Single genome retrieval of context-dependent variability in mutation rates for human germline.
Sahakyan AB., Balasubramanian S.
BACKGROUND: Accurate knowledge of the core components of substitution rates is of vital importance to understand genome evolution and dynamics. By performing a single-genome and direct analysis of 39,894 retrotransposon remnants, we reveal sequence context-dependent germline nucleotide substitution rates for the human genome. RESULTS: The rates are characterised through rate constants in a time-domain, and are made available through a dedicated program (Trek) and a stand-alone database. Due to the nature of the method design and the imposed stringency criteria, we expect our rate constants to be good estimates for the rates of spontaneous mutations.
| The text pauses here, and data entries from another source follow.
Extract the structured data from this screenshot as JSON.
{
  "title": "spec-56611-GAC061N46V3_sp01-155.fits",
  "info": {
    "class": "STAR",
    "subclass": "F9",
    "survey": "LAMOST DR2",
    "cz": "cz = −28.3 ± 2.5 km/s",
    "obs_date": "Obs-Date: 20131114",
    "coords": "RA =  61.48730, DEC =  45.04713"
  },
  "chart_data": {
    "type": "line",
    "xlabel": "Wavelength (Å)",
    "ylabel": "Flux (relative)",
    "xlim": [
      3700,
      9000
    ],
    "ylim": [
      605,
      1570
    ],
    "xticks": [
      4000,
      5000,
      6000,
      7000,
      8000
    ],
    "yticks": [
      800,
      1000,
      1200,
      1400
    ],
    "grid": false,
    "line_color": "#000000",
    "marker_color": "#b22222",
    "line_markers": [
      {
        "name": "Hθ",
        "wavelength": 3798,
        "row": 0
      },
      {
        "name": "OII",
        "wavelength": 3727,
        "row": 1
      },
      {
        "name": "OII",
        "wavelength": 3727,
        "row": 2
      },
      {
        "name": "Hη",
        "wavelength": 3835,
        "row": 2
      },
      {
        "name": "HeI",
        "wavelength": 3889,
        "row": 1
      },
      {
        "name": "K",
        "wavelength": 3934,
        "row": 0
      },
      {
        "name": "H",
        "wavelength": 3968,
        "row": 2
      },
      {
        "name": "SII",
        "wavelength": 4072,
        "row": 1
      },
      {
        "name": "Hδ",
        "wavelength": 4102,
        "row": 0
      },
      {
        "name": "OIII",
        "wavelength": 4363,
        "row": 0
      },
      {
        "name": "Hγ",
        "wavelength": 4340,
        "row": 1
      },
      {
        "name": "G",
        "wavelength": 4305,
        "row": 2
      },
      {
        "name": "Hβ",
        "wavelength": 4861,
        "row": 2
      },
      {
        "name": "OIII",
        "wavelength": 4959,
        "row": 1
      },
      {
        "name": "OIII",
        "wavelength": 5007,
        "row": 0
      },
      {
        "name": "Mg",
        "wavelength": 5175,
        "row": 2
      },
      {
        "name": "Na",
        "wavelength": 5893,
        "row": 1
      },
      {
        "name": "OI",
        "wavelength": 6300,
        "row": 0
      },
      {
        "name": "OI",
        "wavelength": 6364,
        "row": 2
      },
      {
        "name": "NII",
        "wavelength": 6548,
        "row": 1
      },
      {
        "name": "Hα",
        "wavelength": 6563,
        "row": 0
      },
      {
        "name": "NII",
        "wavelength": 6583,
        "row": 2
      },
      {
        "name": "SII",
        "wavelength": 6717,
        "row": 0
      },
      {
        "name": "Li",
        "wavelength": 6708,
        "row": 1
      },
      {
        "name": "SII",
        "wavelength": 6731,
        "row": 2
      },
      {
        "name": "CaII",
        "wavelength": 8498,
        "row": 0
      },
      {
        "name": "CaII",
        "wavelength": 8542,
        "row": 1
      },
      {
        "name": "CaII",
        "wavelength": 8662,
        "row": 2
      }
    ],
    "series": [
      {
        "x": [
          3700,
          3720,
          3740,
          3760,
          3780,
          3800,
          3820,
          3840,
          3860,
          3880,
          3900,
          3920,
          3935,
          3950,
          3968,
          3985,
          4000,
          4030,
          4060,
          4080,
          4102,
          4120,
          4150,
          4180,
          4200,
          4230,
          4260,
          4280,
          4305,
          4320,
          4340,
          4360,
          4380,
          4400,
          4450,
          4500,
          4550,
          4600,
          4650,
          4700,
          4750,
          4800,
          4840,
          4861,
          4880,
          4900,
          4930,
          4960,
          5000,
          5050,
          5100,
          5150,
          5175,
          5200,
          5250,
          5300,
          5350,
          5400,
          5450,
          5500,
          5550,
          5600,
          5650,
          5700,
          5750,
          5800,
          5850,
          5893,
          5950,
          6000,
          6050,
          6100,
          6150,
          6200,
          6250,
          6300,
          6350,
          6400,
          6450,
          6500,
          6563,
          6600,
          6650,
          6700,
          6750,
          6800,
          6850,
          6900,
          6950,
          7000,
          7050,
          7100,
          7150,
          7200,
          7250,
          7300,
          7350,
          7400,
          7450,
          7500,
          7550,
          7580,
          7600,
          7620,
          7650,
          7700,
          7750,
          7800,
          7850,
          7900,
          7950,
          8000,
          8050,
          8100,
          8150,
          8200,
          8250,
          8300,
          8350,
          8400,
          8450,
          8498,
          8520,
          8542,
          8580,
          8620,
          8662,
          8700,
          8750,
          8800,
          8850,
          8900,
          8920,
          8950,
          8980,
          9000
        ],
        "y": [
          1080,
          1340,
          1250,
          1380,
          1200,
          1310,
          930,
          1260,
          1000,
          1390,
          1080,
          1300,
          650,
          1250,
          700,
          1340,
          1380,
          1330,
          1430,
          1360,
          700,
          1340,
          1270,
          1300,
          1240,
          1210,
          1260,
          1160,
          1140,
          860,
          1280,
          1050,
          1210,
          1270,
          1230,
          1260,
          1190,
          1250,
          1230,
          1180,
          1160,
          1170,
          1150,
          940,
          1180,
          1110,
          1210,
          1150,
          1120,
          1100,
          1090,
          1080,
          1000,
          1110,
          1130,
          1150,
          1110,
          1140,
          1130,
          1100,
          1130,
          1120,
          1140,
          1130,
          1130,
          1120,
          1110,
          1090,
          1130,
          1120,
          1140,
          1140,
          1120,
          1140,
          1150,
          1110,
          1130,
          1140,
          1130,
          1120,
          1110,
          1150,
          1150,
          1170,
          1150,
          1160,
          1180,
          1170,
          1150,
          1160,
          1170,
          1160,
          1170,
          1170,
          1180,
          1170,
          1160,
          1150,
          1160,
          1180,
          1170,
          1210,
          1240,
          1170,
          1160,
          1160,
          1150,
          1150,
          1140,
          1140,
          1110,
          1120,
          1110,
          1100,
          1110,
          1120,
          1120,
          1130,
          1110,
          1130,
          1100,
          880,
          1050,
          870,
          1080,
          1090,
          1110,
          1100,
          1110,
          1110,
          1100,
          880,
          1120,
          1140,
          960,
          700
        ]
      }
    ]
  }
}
Benefiting from such data, we study the short-range nucleotide (up to 7-mer) organisation and the germline basal substitution propensity (BSP) profile of the human genome; characterise novel, CpG-independent, substitution prone and resistant motifs; confirm a decreased tendency of moieties with low BSP to undergo somatic mutations in a number of cancer types; and, produce a Trek-based estimate of the overall mutation rate in human. CONCLUSIONS: The extended set of rate constants we report may enrich our resources and help advance our understanding of genome dynamics and evolution, with possible implications for the role of spontaneous mutations in the emergence of pathological genotypes and neutral evolution of proteomes.